A Republican lawmaker from Ohio is preparing legislation that would reportedly be aimed at preventing U.S. citizens from evading taxes on their crypto earnings.
In an interview with CNBC’s Squawk Box today, Senator Rob Portman said he hoped to introduce a bill with bipartisan support after the next congressional recess which would address the problem of many crypto users in the U.S. not paying taxes. The senator said lawmakers “don’t have the final bill yet” and were “still pulling in information” on the subject. However, he claimed both Republicans and Democrats were interested in pursuing closing the tax gap with respect to crypto.
"The idea is to have better information reporting on cryptocurrency, and to define it better for tax purposes," said Portmand. “There is [...] a trillion-dollar tax gap right now. Some of that tax gap is attributable to the cryptocurrency issue.”
According to data from the Internal Revenue Service, or IRS, in October, 83.6% of taxes were paid "voluntarily and on time" from 2011 to 2013. During this period, the U.S. government lost an average of roughly $400 billion a year.

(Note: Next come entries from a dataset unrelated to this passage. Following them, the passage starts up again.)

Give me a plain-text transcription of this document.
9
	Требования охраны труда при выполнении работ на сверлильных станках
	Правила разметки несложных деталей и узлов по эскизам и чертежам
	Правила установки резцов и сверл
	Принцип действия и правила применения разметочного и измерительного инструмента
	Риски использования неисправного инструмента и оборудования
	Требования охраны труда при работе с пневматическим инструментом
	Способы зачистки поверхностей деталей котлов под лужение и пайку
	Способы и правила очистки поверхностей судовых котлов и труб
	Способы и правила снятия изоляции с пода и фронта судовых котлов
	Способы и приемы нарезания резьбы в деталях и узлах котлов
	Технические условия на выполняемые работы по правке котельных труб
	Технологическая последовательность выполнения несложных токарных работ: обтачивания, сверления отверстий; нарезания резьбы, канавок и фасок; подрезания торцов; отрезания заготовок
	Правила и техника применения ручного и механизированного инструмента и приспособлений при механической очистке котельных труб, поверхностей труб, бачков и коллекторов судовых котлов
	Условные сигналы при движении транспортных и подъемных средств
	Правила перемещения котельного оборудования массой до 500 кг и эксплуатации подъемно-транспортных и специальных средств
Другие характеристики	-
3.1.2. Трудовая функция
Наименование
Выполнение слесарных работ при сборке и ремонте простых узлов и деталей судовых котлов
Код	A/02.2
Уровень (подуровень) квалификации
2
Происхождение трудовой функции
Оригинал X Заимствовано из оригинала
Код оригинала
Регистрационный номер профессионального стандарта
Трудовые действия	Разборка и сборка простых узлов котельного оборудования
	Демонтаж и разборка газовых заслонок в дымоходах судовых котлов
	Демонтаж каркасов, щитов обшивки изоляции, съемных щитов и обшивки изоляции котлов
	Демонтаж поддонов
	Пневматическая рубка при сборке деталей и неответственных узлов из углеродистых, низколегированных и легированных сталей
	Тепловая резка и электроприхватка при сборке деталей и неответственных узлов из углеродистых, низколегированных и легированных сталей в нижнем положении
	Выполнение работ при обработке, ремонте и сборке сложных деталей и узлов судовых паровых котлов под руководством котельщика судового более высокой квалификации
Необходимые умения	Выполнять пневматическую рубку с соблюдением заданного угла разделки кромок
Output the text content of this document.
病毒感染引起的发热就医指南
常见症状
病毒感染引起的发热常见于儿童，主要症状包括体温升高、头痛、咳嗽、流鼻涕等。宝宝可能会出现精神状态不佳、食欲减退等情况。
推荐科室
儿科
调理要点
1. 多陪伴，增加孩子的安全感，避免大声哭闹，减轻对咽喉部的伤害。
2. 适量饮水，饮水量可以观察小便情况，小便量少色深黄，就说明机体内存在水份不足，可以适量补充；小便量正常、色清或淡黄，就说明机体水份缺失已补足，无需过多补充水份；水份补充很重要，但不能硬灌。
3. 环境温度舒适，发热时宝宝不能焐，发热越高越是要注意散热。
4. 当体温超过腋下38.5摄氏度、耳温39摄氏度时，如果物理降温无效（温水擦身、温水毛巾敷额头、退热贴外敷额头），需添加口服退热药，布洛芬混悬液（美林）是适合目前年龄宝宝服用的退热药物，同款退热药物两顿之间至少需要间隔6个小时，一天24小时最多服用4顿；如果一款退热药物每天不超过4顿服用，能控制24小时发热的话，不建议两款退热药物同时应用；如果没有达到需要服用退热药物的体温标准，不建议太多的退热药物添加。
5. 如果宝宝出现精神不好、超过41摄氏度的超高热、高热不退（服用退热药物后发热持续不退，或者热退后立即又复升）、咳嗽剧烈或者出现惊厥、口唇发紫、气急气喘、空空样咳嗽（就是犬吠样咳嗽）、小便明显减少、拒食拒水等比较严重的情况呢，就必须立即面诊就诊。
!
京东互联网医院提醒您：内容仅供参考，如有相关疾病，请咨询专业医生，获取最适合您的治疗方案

Portman mentioned the proposed bill in a hearing with the Senate Finance Committee hearing last Tuesday, in which he addressed IRS Commissioner Charles Rettig. The commissioner said providing appropriate reporting rules for crypto would "absolutely" help in closing the tax gap.
At the time, Rettig cited his role in adding a question to the 2019 tax return forms in which filers were asked whether they received, sold, sent or exchanged any financial interest in cryptocurrencies. He added that certain aspects of the crypto world were “not visible by design,” including nonfungible tokens.
Other U.S. lawmakers have attempted to set standards for reporting crypto on taxes since the technology became a more prominent part of portfolios. Last year, two House members introduced the Virtual Currency Tax Fairness Act of 2020, a bill aimed at establishing an exemption for crypto expenditures that qualify as personal transactions.